Contagion, 2011 - As this star-studded movie illustrates, any microbe known to humankind can jump inside a human host and that person can fly anywhere in the world during the incubation period of the disease. In 2005, we had eleven million flights by US carriers flying 745 million passengers without a single fatality. Of course, this also means that incomprehensibly large numbers of viral pathogens were also safely transferred from one continent to another. Under such tightly-coupled conditions, it's a simple matter of mathematics to predict that eventually we will have a Category 5 pandemic with a high case-fatality ratio.

There are thousands of additional illustrations, almost all in some way benefitted by technology and thus related to engineering. Once the first link falls, the failsafe is gone. Systems crash and take people with them. The sheer size and complexity of systems assembled today inevitably create the byproduct of tightly-coupled instability.

 

Last Flight Out

At this point, I should inform you that nearly everything written above has been plagiarized from the works of Dr. Antoni Weissman, world-class genius, engineering professor, complexity expert, and patent multimillionaire. He has been called by his MIT students "smarter than the entire east coast."
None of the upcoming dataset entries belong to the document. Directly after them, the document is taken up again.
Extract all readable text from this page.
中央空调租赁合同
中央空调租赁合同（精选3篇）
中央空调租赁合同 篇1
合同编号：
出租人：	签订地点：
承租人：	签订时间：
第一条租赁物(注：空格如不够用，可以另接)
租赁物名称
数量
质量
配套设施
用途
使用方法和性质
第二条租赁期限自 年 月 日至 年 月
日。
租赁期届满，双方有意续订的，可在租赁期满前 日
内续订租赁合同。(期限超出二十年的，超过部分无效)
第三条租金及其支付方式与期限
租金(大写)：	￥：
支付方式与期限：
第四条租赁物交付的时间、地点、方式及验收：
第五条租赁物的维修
Weissman is obsessed with the dangers of tightly-coupled systems. In one lecture he warned his engineering class, "Progress leads axiomatically to technological complexity; technological complexity leads axiomatically to tight coupling; tight coupling leads axiomatically to catastrophe. Catastrophe, therefore, is your inevitable future."

Now a second confession: Dr. Weissman is actually a creation of mine in the new novel Last Flight Out of Oz--so perhaps plagiarism is too harsh a word.
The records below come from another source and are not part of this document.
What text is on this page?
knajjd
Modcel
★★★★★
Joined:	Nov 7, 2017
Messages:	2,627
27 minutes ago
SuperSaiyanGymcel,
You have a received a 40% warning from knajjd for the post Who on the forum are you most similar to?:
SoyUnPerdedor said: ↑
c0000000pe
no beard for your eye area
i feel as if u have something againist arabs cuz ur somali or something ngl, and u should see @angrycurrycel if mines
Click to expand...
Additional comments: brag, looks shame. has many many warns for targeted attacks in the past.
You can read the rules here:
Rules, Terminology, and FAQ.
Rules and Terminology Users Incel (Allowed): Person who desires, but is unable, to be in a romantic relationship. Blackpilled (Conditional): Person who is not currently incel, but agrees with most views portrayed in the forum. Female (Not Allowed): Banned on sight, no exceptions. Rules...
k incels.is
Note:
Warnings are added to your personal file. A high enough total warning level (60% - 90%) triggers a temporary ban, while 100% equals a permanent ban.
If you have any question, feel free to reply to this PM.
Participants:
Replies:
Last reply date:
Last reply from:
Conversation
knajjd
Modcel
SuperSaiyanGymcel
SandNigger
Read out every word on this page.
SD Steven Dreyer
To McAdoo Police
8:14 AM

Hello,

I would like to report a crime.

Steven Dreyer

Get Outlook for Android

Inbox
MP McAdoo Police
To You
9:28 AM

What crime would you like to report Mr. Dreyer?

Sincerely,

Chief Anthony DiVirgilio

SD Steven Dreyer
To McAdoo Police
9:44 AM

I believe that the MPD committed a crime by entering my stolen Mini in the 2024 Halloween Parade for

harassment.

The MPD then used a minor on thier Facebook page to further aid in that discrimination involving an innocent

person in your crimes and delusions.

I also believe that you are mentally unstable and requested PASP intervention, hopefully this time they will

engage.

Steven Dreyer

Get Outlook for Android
As a futurist, I've long ruminated on the inexorably increasing dangers of tightly-coupled systems. Despite the contemporary relevance of this topic, I could find no book--none, fiction or non-fiction--dedicated to discussing it. Time to correct that deficiency. Rather than writing another non-fiction book (I've authored seven), I decided to team with our son, Adam, also a professional writer, to convey the message in novel form.
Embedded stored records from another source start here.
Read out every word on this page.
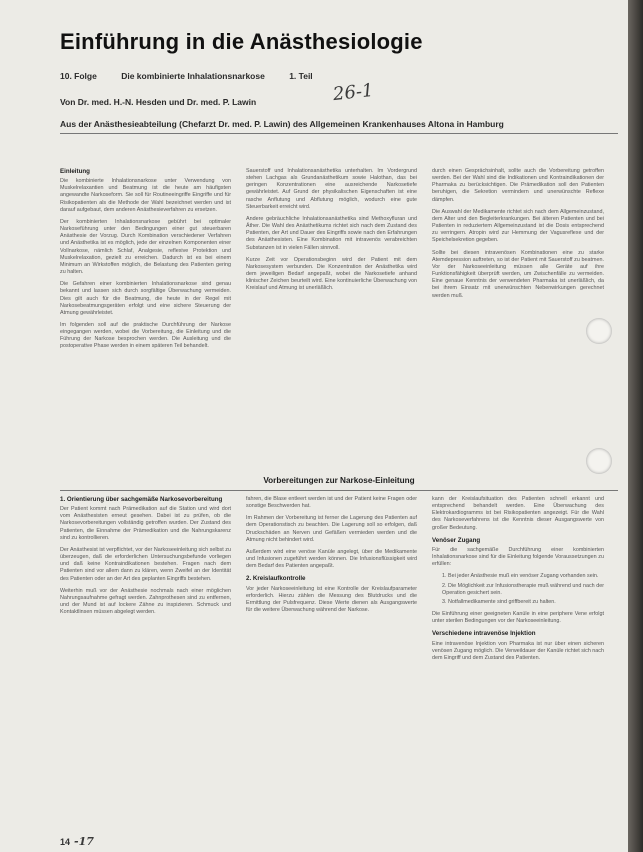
Einführung in die Anästhesiologie
10. Folge	Die kombinierte Inhalationsnarkose	1. Teil
26-1
Von Dr. med. H.-N. Hesden und Dr. med. P. Lawin
Aus der Anästhesieabteilung (Chefarzt Dr. med. P. Lawin) des Allgemeinen Krankenhauses Altona in Hamburg
Einleitung

Die kombinierte Inhalationsnarkose unter Verwendung von Muskelrelaxantien und Beatmung ist die heute am häufigsten angewandte Narkoseform. Sie soll für Routineeingriffe Eingriffe und für Risikopatienten als die Methode der Wahl bezeichnet werden und ist darauf aufgebaut, dem anderen Anästhesieverfahren zu ersetzen.

Der kombinierten Inhalationsnarkose gebührt bei optimaler Narkoseführung unter den Bedingungen einer gut steuerbaren Anästhesie der Vorzug. Durch Kombination verschiedener Verfahren und Anästhetika ist es möglich, jede der einzelnen Komponenten einer Vollnarkose, nämlich Schlaf, Analgesie, reflexive Protektion und Muskelrelaxation, gezielt zu erreichen. Dadurch ist es bei einem Minimum an Wirkstoffen möglich, die Belastung des Patienten gering zu halten.

Die Gefahren einer kombinierten Inhalationsnarkose sind genau bekannt und lassen sich durch sorgfältige Überwachung vermeiden. Dies gilt auch für die Beatmung, die heute in der Regel mit Narkosebeatmungsgeräten erfolgt und eine sichere Steuerung der Atmung gewährleistet.

Im folgenden soll auf die praktische Durchführung der Narkose eingegangen werden, wobei die Vorbereitung, die Einleitung und die Führung der Narkose besprochen werden. Die Ausleitung und die postoperative Phase werden in einem späteren Teil behandelt.

Sauerstoff und Inhalationsanästhetika unterhalten. Im Vordergrund stehen Lachgas als Grundanästhetikum sowie Halothan, das bei geringen Konzentrationen eine ausreichende Narkosetiefe gewährleistet. Auf Grund der physikalischen Eigenschaften ist eine rasche Anflutung und Abflutung möglich, wodurch eine gute Steuerbarkeit erreicht wird.

Andere gebräuchliche Inhalationsanästhetika sind Methoxyfluran und Äther. Die Wahl des Anästhetikums richtet sich nach dem Zustand des Patienten, der Art und Dauer des Eingriffs sowie nach den Erfahrungen des Anästhesisten. Eine Kombination mit intravenös verabreichten Substanzen ist in vielen Fällen sinnvoll.

Kurze Zeit vor Operationsbeginn wird der Patient mit dem Narkosesystem verbunden. Die Konzentration der Anästhetika wird dem jeweiligen Bedarf angepaßt, wobei die Narkosetiefe anhand klinischer Zeichen beurteilt wird. Eine kontinuierliche Überwachung von Kreislauf und Atmung ist unerläßlich.

durch einen Gesprächsinhalt, sollte auch die Vorbereitung getroffen werden. Bei der Wahl sind die Indikationen und Kontraindikationen der Pharmaka zu berücksichtigen. Die Prämedikation soll den Patienten beruhigen, die Sekretion vermindern und unerwünschte Reflexe dämpfen.

Die Auswahl der Medikamente richtet sich nach dem Allgemeinzustand, dem Alter und den Begleiterkrankungen. Bei älteren Patienten und bei Patienten in reduziertem Allgemeinzustand ist die Dosis entsprechend zu verringern. Atropin wird zur Hemmung der Vagusreflexe und der Speichelsekretion gegeben.

Sollte bei diesen intravenösen Kombinationen eine zu starke Atemdepression auftreten, so ist der Patient mit Sauerstoff zu beatmen. Vor der Narkoseeinleitung müssen alle Geräte auf ihre Funktionsfähigkeit überprüft werden, um Zwischenfälle zu vermeiden. Eine genaue Kenntnis der verwendeten Pharmaka ist unerläßlich, da bei ihrem Einsatz mit unerwünschten Nebenwirkungen gerechnet werden muß.

Vorbereitungen zur Narkose-Einleitung
1. Orientierung über sachgemäße Narkosevorbereitung

Der Patient kommt nach Prämedikation auf die Station und wird dort vom Anästhesisten erneut gesehen. Dabei ist zu prüfen, ob die Narkosevorbereitungen vollständig getroffen wurden. Der Zustand des Patienten, die Einnahme der Prämedikation und die Nahrungskarenz sind zu kontrollieren.

Der Anästhesist ist verpflichtet, vor der Narkoseeinleitung sich selbst zu überzeugen, daß die erforderlichen Untersuchungsbefunde vorliegen und daß keine Kontraindikationen bestehen. Fragen nach dem Patienten sind vor allem dann zu klären, wenn Zweifel an der Identität des Patienten oder an der Art des geplanten Eingriffs bestehen.

Weiterhin muß vor der Anästhesie nochmals nach einer möglichen Nahrungsaufnahme gefragt werden. Zahnprothesen sind zu entfernen, und der Mund ist auf lockere Zähne zu inspizieren. Schmuck und Kontaktlinsen müssen abgelegt werden.

fahren, die Blase entleert werden ist und der Patient keine Fragen oder sonstige Beschwerden hat.

Im Rahmen der Vorbereitung ist ferner die Lagerung des Patienten auf dem Operationstisch zu beachten. Die Lagerung soll so erfolgen, daß Druckschäden an Nerven und Gefäßen vermieden werden und die Atmung nicht behindert wird.

Außerdem wird eine venöse Kanüle angelegt, über die Medikamente und Infusionen zugeführt werden können. Die Infusionsflüssigkeit wird dem Bedarf des Patienten angepaßt.

2. Kreislaufkontrolle

Vor jeder Narkoseeinleitung ist eine Kontrolle der Kreislaufparameter erforderlich. Hierzu zählen die Messung des Blutdrucks und die Ermittlung der Pulsfrequenz. Diese Werte dienen als Ausgangswerte für die weitere Überwachung während der Narkose.

kann der Kreislaufsituation des Patienten schnell erkannt und entsprechend behandelt werden. Eine Überwachung des Elektrokardiogramms ist bei Risikopatienten angezeigt. Für die Wahl des Narkoseverfahrens ist die Kenntnis dieser Ausgangswerte von großer Bedeutung.

Venöser Zugang

Für die sachgemäße Durchführung einer kombinierten Inhalationsnarkose sind für die Einleitung folgende Voraussetzungen zu erfüllen:

1. Bei jeder Anästhesie muß ein venöser Zugang vorhanden sein.
2. Die Möglichkeit zur Infusionstherapie muß während und nach der Operation gesichert sein.
3. Notfallmedikamente sind griffbereit zu halten.

Die Einführung einer geeigneten Kanüle in eine periphere Vene erfolgt unter sterilen Bedingungen vor der Narkoseeinleitung.

Verschiedene intravenöse Injektion

Eine intravenöse Injektion von Pharmaka ist nur über einen sicheren venösen Zugang möglich. Die Verweildauer der Kanüle richtet sich nach dem Eingriff und dem Zustand des Patienten.

14 -17
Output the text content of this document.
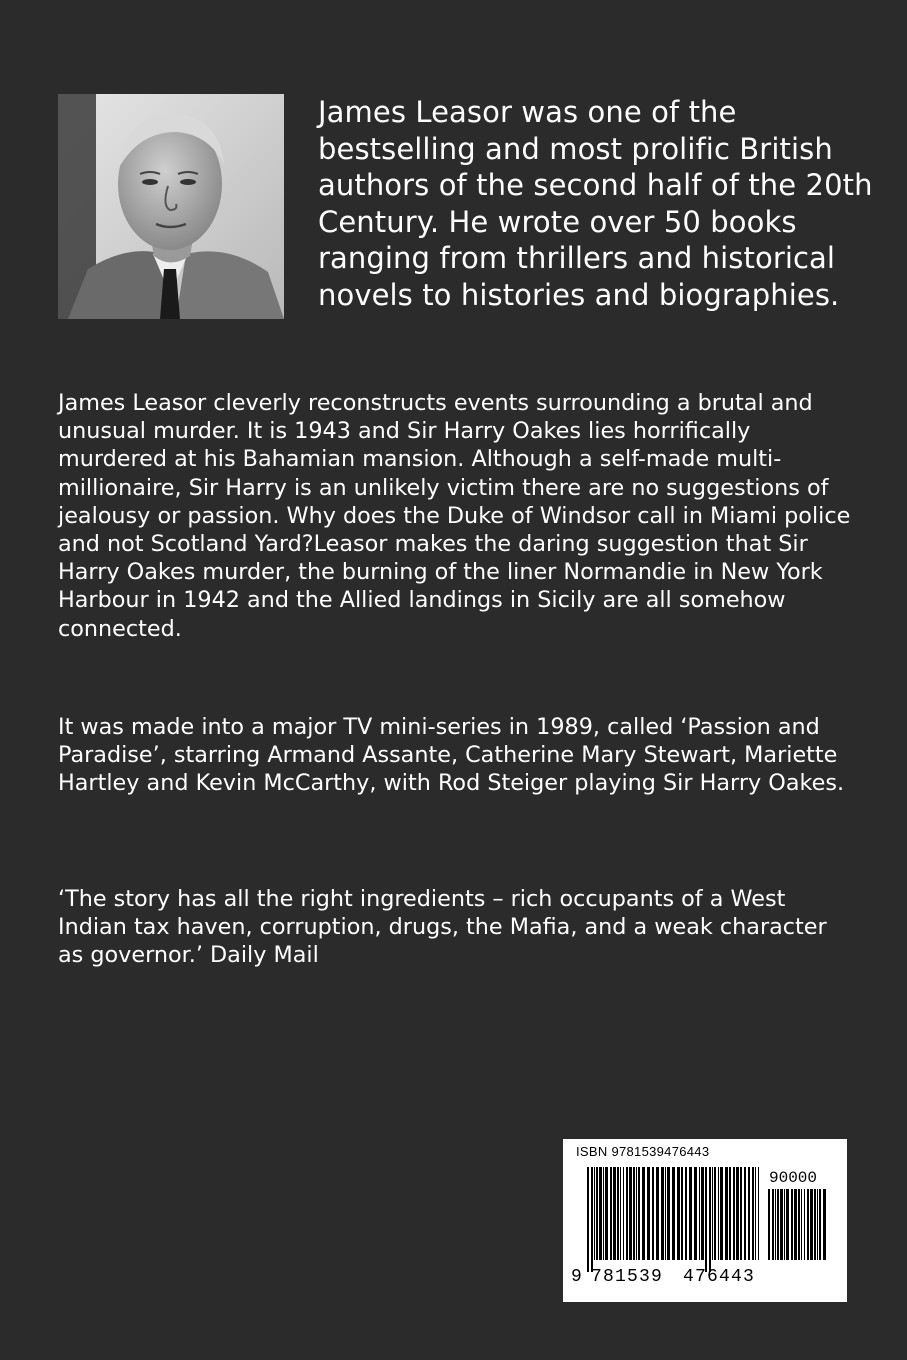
James Leasor was one of the bestselling and most prolific British authors of the second half of the 20th Century. He wrote over 50 books ranging from thrillers and historical novels to histories and biographies.

James Leasor cleverly reconstructs events surrounding a brutal and unusual murder. It is 1943 and Sir Harry Oakes lies horrifically murdered at his Bahamian mansion. Although a self-made multi-millionaire, Sir Harry is an unlikely victim there are no suggestions of jealousy or passion. Why does the Duke of Windsor call in Miami police and not Scotland Yard?Leasor makes the daring suggestion that Sir Harry Oakes murder, the burning of the liner Normandie in New York Harbour in 1942 and the Allied landings in Sicily are all somehow connected.

It was made into a major TV mini-series in 1989, called ‘Passion and Paradise’, starring Armand Assante, Catherine Mary Stewart, Mariette Hartley and Kevin McCarthy, with Rod Steiger playing Sir Harry Oakes.

‘The story has all the right ingredients – rich occupants of a West Indian tax haven, corruption, drugs, the Mafia, and a weak character as governor.’ Daily Mail

ISBN 9781539476443
90000
9 781539 476443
Sometimes it is nice to be educated and entertained at the same time.

 

The Simplicity Antidote

It is probably evident that I'm not a technological optimist, i.e., technology will not solve all our problems, neither will it usher in Utopia. Technology is often wonderful and at such times we ought to be appropriately grateful. But technology amplifies everything, and that includes not only our successes but also our failures; not only our strengths but also our vulnerabilities. Faster, bigger, better often equal worse.

As we conclude this newsletter about tightly-coupled complexity, my word to you is simplicity. Simplicity involves a countercultural restraint. It slows us down and helps us focus on the things that matter most. It requires hanging a public Not For Sale sign on our affections, no matter the price. We're always digging deeper--not for gold--but for the timeless priorities. We allow things to pass by because we are on a much larger, much higher journey than that. We walk the mountain path and must travel lightly. We follow a different leader down a different road for a different purpose to a different destination.

The treasure that abides is one that cannot be bought or even owned. It is given to us freely by God. But we must certify it with our own consent and acceptance. Augustine once said that God is always trying to give good things to us, but our hands are too full to receive them.

Simplicity is a Christmas word. It is the chosen example of Jesus in the manger. Best wishes for a joyous, relaxing, love-filled Christmas Season.